The eyes of Ontario’s financial community will be on the Ontario Securities Commission this afternoon as the OSC considers a settlement agreement in relation to three figures in the Portus Alternative Asset Management Inc. investment debacle.

Settlement hearings will take place at 2:30 p.m. for Portus president and director Boaz Manor; at 3 p.m. for former Portus chief compliance officer Michael Labanowich; and at 3:15 p.m. for John Ogg, who succeed Labanowich in the role of chief compliance officer in May 2004.

On Friday, the OSC announced a tentative settlement with the three Portus execs. An OSC panel will consider the settlement today and make details available on its web site if and when it approves it, says OSC spokeswoman Alison Ford.

The case has been going on for years following the shutdown of Portus in 2005 amid allegations the Toronto-based hedge fund, which had by then raised $800 million from 26,000 investors, was nothing more than a sophisticated Ponzi scheme. Of the money raised, Manor invested about $53 million of it offshore in the Cayman Islands and Turks and Caicos, Canadian Lawyer reported this February.

Despite the OSC action, the case has degenerated into a long battle by bankruptcy receiver KPMG Inc. to track down the offshore funds. After hiring local counsel in the Cayman Islands and getting a Canadian order recognized there, for example, the parties discovered the money was in fact in the Turks and Caicos. That led to more legal efforts in a variety of international jurisdictions.

The case also involves a lawyer, Montreal sole practitioner T.R. Anthony Malcolm, who received US$2.7 million to set up Portus’ offshore accounts. In an interview by a lawyer for KPMG, John Finnigan of Thornton Grout Finnigan LLP, Manor blamed Malcolm for the scandal. But the receiver found otherwise and Malcolm has denied knowledge of it.

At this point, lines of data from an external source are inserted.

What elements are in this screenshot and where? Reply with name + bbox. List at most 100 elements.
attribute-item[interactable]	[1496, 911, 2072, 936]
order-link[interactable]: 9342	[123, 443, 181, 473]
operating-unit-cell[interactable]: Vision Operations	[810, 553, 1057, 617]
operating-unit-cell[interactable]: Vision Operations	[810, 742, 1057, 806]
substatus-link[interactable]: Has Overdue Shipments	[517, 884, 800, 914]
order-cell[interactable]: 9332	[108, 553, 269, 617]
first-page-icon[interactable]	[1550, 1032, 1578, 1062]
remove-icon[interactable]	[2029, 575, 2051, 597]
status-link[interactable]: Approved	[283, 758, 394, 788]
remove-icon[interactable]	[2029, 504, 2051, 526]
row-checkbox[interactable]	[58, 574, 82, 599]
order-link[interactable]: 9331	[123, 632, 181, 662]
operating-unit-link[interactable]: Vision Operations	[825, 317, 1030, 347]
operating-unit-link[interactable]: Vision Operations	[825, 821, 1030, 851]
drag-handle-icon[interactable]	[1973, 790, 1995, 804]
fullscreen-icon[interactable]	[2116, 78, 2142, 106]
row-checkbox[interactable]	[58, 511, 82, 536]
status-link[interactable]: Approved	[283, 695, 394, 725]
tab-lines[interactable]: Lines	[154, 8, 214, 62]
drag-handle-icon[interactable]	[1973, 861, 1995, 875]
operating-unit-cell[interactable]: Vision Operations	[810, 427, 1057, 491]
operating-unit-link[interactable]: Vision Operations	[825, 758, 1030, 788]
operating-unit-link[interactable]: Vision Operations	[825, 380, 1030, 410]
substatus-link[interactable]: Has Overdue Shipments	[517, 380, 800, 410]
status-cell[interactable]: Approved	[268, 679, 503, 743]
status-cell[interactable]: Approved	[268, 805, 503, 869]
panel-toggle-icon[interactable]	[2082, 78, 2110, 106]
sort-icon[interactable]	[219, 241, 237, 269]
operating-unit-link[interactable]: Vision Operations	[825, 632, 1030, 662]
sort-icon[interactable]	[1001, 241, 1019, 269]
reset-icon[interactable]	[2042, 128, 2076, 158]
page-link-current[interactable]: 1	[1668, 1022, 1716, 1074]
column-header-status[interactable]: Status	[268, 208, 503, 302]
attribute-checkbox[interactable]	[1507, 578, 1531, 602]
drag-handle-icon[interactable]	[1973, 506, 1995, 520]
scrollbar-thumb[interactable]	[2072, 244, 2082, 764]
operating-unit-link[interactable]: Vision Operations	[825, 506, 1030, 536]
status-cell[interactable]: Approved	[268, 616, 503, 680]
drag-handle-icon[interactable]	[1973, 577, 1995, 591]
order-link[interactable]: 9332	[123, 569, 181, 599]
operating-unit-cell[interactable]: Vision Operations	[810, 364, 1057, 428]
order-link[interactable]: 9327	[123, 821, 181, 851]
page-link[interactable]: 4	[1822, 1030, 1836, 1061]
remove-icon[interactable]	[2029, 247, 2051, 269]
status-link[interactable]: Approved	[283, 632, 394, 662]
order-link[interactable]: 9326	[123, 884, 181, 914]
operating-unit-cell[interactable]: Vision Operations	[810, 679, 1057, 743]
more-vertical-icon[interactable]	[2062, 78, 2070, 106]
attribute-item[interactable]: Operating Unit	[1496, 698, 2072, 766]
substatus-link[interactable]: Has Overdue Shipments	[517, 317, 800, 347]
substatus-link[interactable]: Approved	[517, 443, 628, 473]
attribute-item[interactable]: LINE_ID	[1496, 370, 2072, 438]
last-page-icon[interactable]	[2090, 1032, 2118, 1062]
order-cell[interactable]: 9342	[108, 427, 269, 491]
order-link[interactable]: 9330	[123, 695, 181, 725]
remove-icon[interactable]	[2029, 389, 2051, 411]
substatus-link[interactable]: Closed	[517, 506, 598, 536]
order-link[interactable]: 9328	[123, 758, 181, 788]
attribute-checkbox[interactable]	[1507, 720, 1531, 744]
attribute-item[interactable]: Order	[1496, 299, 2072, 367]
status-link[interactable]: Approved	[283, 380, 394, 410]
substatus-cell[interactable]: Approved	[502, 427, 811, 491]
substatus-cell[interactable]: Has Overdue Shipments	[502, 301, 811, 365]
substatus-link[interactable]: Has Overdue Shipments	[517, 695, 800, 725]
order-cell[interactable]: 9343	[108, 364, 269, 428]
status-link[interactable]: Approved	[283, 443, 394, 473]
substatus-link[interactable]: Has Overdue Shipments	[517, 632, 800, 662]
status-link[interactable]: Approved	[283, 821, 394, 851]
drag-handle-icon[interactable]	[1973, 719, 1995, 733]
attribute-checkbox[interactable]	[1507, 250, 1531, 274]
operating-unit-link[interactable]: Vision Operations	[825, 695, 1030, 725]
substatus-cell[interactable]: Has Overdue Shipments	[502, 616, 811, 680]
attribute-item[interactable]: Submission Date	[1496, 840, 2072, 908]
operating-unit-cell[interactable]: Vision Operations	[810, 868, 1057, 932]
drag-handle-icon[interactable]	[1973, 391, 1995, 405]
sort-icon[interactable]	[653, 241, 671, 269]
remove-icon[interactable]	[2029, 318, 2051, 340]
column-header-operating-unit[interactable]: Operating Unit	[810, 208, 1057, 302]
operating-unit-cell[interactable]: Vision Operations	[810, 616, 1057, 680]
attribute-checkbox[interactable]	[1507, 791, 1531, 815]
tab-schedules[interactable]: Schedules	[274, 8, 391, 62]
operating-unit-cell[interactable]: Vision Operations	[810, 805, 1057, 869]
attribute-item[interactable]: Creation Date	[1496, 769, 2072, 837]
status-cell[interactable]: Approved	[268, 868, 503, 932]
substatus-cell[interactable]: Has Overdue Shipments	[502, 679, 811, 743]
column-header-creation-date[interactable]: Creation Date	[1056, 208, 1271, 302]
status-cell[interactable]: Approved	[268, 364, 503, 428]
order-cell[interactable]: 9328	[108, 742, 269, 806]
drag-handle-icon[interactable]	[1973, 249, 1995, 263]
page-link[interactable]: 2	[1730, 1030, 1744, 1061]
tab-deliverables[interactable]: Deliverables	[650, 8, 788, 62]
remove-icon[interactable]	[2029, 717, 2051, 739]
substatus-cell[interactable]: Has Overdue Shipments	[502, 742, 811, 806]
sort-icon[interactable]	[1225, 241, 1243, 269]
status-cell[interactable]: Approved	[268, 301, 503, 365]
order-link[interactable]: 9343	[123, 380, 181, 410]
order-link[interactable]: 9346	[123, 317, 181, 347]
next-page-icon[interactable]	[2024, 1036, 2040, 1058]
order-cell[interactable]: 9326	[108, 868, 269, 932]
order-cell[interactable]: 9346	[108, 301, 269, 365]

Michael Mendelson, the co-founder of Portus, pleaded guilty to a single count of fraud in the case. In late 2007, he was sentenced to two years in jail in exchange for agreeing to testify against Manor.

In a deal with prosecutors last year, Manor received a four-year prison sentence for breach of trust and disobeying a court order in relation to the affair. He’ll learn what else awaits him at the OSC today.

Update: Aug. 28

The OSC approved all three settlements yesterday. Manor was permanently banned from acting as a director or officer of any issuer, and also from trading in any securities, except for mutual funds as part of his RRSP, which must be done through a registered dealer. He was also ordered to pay back $8.8 million for the benefit of Portus shareholders. But according to reports, Manor's lawyer Robin McKechney told the commission yesterday that his client is essentially broke so "does not at this time" have the money to satisfy the order.

Former compliance officers Labanowich and Ogg were each barred from acting as a director or officer of any reporting issuer for six years, and ordered to pay $25,000 in costs to the commission.